The only changes to the original passage are switching “Merry Men” with the sassier “Happy Thieving Forest Fraternity,” expanding the “Daddy’s little princess” reference to limn Erica more clearly, and losing “As far as I’m concerned, drop the Robins and what you’re left with is the Hoods,” which as an example of wit is hopelessly forced and arch, in favor of the much more natural, “But that’s so him.” The last also shows that on balance, Erica loves her father—it’s an expression of exasperation borne out of affection, which I perceive rightly or wrongly as a very female attitude, or at least an attitude that wives frequently have for their husbands or sisters for their brothers, he said, having grown up with two sisters who are now very accomplished women and having tied the knot himself more than twenty-five years ago, thus honestly having attained some experience with how wives think of their husbands.

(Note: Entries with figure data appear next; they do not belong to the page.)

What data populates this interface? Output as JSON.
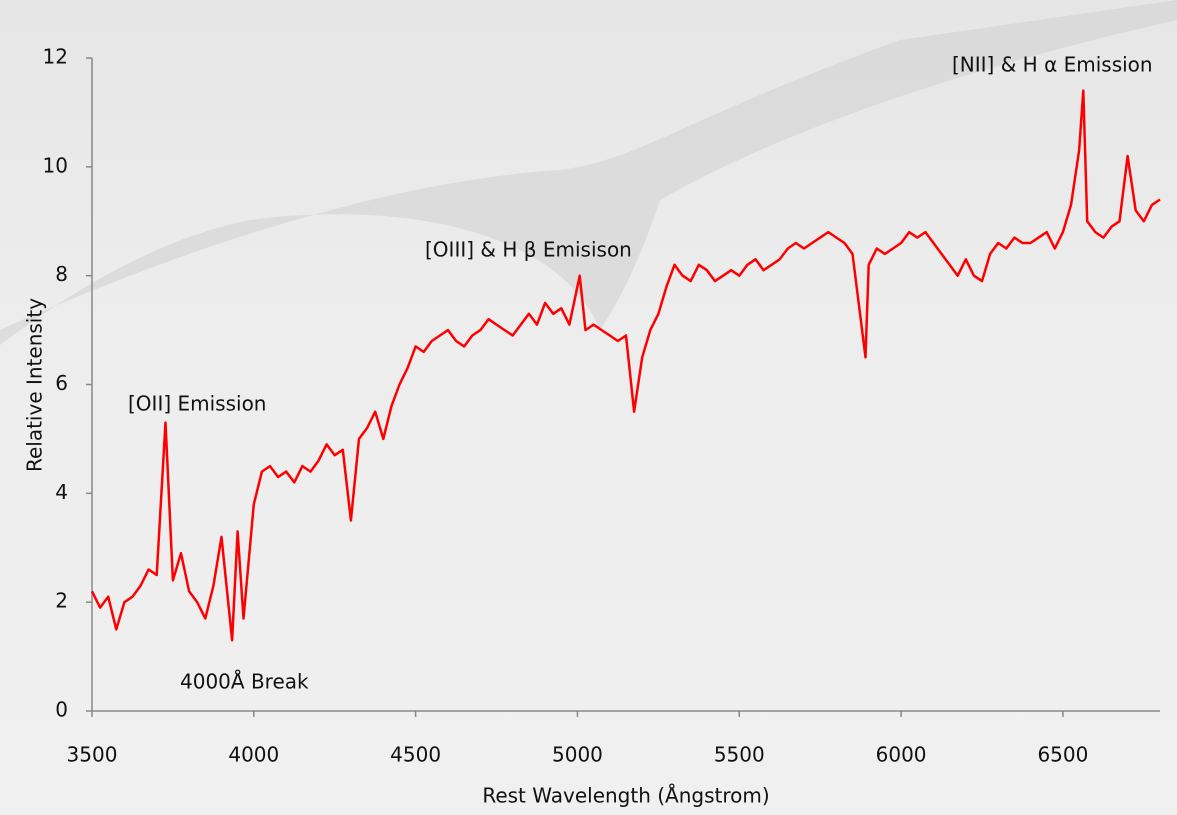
{
  "chart_data": {
    "type": "line",
    "x_label": "Rest Wavelength (Ångstrom)",
    "y_label": "Relative Intensity",
    "annotations": [
      "[OII] Emission",
      "4000Å Break",
      "[OIII] & H β Emisison",
      "[NII] & H α Emission"
    ],
    "color": "#ff0000",
    "xlim": [
      3500,
      6800
    ],
    "ylim": [
      0,
      12
    ],
    "xticks": [
      3500,
      4000,
      4500,
      5000,
      5500,
      6000,
      6500
    ],
    "yticks": [
      0,
      2,
      4,
      6,
      8,
      10,
      12
    ],
    "x": [
      3500,
      3525,
      3550,
      3575,
      3600,
      3625,
      3650,
      3675,
      3700,
      3727,
      3750,
      3775,
      3800,
      3825,
      3850,
      3875,
      3900,
      3933,
      3950,
      3968,
      4000,
      4025,
      4050,
      4075,
      4100,
      4125,
      4150,
      4175,
      4200,
      4225,
      4250,
      4275,
      4300,
      4325,
      4350,
      4375,
      4400,
      4425,
      4450,
      4475,
      4500,
      4525,
      4550,
      4575,
      4600,
      4625,
      4650,
      4675,
      4700,
      4725,
      4750,
      4775,
      4800,
      4825,
      4850,
      4875,
      4900,
      4925,
      4950,
      4975,
      5007,
      5025,
      5050,
      5075,
      5100,
      5125,
      5150,
      5175,
      5200,
      5225,
      5250,
      5275,
      5300,
      5325,
      5350,
      5375,
      5400,
      5425,
      5450,
      5475,
      5500,
      5525,
      5550,
      5575,
      5600,
      5625,
      5650,
      5675,
      5700,
      5725,
      5750,
      5775,
      5800,
      5825,
      5850,
      5890,
      5900,
      5925,
      5950,
      5975,
      6000,
      6025,
      6050,
      6075,
      6100,
      6125,
      6150,
      6175,
      6200,
      6225,
      6250,
      6275,
      6300,
      6325,
      6350,
      6375,
      6400,
      6425,
      6450,
      6475,
      6500,
      6525,
      6550,
      6563,
      6575,
      6600,
      6625,
      6650,
      6675,
      6700,
      6725,
      6750,
      6775,
      6800
    ],
    "values": [
      2.2,
      1.9,
      2.1,
      1.5,
      2.0,
      2.1,
      2.3,
      2.6,
      2.5,
      5.3,
      2.4,
      2.9,
      2.2,
      2.0,
      1.7,
      2.3,
      3.2,
      1.3,
      3.3,
      1.7,
      3.8,
      4.4,
      4.5,
      4.3,
      4.4,
      4.2,
      4.5,
      4.4,
      4.6,
      4.9,
      4.7,
      4.8,
      3.5,
      5.0,
      5.2,
      5.5,
      5.0,
      5.6,
      6.0,
      6.3,
      6.7,
      6.6,
      6.8,
      6.9,
      7.0,
      6.8,
      6.7,
      6.9,
      7.0,
      7.2,
      7.1,
      7.0,
      6.9,
      7.1,
      7.3,
      7.1,
      7.5,
      7.3,
      7.4,
      7.1,
      8.0,
      7.0,
      7.1,
      7.0,
      6.9,
      6.8,
      6.9,
      5.5,
      6.5,
      7.0,
      7.3,
      7.8,
      8.2,
      8.0,
      7.9,
      8.2,
      8.1,
      7.9,
      8.0,
      8.1,
      8.0,
      8.2,
      8.3,
      8.1,
      8.2,
      8.3,
      8.5,
      8.6,
      8.5,
      8.6,
      8.7,
      8.8,
      8.7,
      8.6,
      8.4,
      6.5,
      8.2,
      8.5,
      8.4,
      8.5,
      8.6,
      8.8,
      8.7,
      8.8,
      8.6,
      8.4,
      8.2,
      8.0,
      8.3,
      8.0,
      7.9,
      8.4,
      8.6,
      8.5,
      8.7,
      8.6,
      8.6,
      8.7,
      8.8,
      8.5,
      8.8,
      9.3,
      10.3,
      11.4,
      9.0,
      8.8,
      8.7,
      8.9,
      9.0,
      10.2,
      9.2,
      9.0,
      9.3,
      9.4
    ]
  }
}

I guess the moral is that before a writer jettisons something, he or she should see how what’s already been committed to paper can be turned to reflect a different light than the one originally shining on it. The cliché, of course, is that big things come in little packages, but as someone also once remarked, it wouldn’t be a truism if it weren’t true. I suppose this is only to be expected in a medium were economy of expression is the Cardinal Rule, which means, of course, packing as much meaning in as tight a space as one can.